I am not comparing/confusing C19 and influenza. I'm comparing peoples' reactions...
That being said, 60+K people died of the flu last flu season (in the USA), but people weren't hording TP and raiding supermarket shelves. Will the C19 death toll surpass the flu? Maybe . Is the shopping frenzy necessary?
60,000 sounds a lot, in the USA alone. At least I am surprised by this figure.
Just doing some casual googling brings me to this, and yeah, in the 2018-19 flu season, 34,000 people died from it in America.
Yet I have also read that the common flu has a mortality rare of 0.1%, compared to CV of 3.4% (this figure could also rise).
The answer is probably somewhere in-between these two suggestions of points (that the flu also kills people so we shouldn't treat CV much differently vs. CV is a completely different beast and quantity of life is more important than quality).
Take a look a this brief article of statistics and graph:
https://www.aihw.gov.au/reports/life-expectancy-death/deaths-in-australia/contents/age-at-death
Again from rather random googling, it tallies the total deaths of Australians in 2017. Why is this at all relevant? Well, perhaps it isn't greatly relevant, or perhaps it is, but it probably isn't completely irrelevant. For it makes the point that huge numbers of humans die all the time (well, we have a population of over 7 billion), and especially so, huge numbers of the elderly. Nothing at all to do with pandemics. The older that you get, the less likely that you are to wake up the next morning.
In 2017 roughly 160,000 people died in Australia (our population is not even 10% of the USA), and with 66% of those deaths being people over 75; that's roughly 105,000.
Think about the way that the media influences us: "Today 50 people died from the corona virus." Mass panic and determination to do everything possible to live for as long as possible, regardless of quality of life (yes, generally things such as concerts and sporting events to add to quality, for participants and fans). Imagine if they announced, "this year alone, we lost more than onehundred thousand of our loved ones; we must do something to reduce this!"

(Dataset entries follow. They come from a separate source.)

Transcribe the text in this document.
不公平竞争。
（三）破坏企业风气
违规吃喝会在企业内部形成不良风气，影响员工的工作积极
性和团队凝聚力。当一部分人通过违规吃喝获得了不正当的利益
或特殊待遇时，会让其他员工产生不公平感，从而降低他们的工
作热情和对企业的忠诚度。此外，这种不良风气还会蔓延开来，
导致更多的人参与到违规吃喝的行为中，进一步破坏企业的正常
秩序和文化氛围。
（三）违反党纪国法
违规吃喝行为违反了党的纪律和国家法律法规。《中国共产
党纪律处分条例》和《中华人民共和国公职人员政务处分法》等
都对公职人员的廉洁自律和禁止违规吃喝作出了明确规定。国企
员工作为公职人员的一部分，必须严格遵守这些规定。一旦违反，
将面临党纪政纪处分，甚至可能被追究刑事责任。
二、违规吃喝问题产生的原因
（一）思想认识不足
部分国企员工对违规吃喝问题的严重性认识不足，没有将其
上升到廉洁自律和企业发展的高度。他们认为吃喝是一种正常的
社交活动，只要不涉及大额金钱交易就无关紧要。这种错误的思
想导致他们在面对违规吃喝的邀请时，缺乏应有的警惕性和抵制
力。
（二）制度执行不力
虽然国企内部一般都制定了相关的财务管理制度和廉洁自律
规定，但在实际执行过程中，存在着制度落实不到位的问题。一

This means that in Australia, roughly 290 people over the age of 75, die every day. That's a LOT. But it is not as dramatic as that sounds. It is simply due to the large population that we have (both in Australia and more so in the wider world). But you can see how statistics can be used to scare people. 252 people (I assume mostly elderly) died in a single day in Lombardy recently, directly from CV. Okay, so we can already see that this is far more serious than just dying coincidentally from old age (this is a much smaller region than Australia, though does have a population of 10 million), and more serious than the common flu. But the thought process of most humans that are hit with such news, are probably still overrating the severity. Because there were probably really bad 'common' flu days in other recent seasons, where 50-100 people in a region or country died. But because that isn't as serious, and because they weren't killed by something with a fancy name, everyone continued to live on, 100% as normal, which is hypocritical to living 80% abnormally today; both sides can be seen as hypocritical.
Because where do you draw the line? Although there are vaccines for common flues, are they 100% effective? No, and just how effective? If mass gatherings are virtually guaranteed to spread anything from the common flu to CV, and if we do mainly care about quantity of life over quality of life, then shouldn't there be no sporting events or concerts during every flu (Winter) season?
We also don't know how often another CV type of virus will be born. It could become a rather regular thing. We are all going to die, and unfortunately the elderly are all going to die sooner (CV or not). In the end much of the question will be; quantity of life of the elderly vs. quality of life of the young/er.
A two month lockdown of 'living' gives the edge to the elderly, and the more that I've thought about this, it gives them a clear edge. This is not the common cold. And two months may well be enough to beat this thing. However, the longer that it drags on for, the more that such a question would become relevant. For if what you do in your life isn't at all important - or of value/meaning, at least to the individual - then what is the point of breathing in the first place?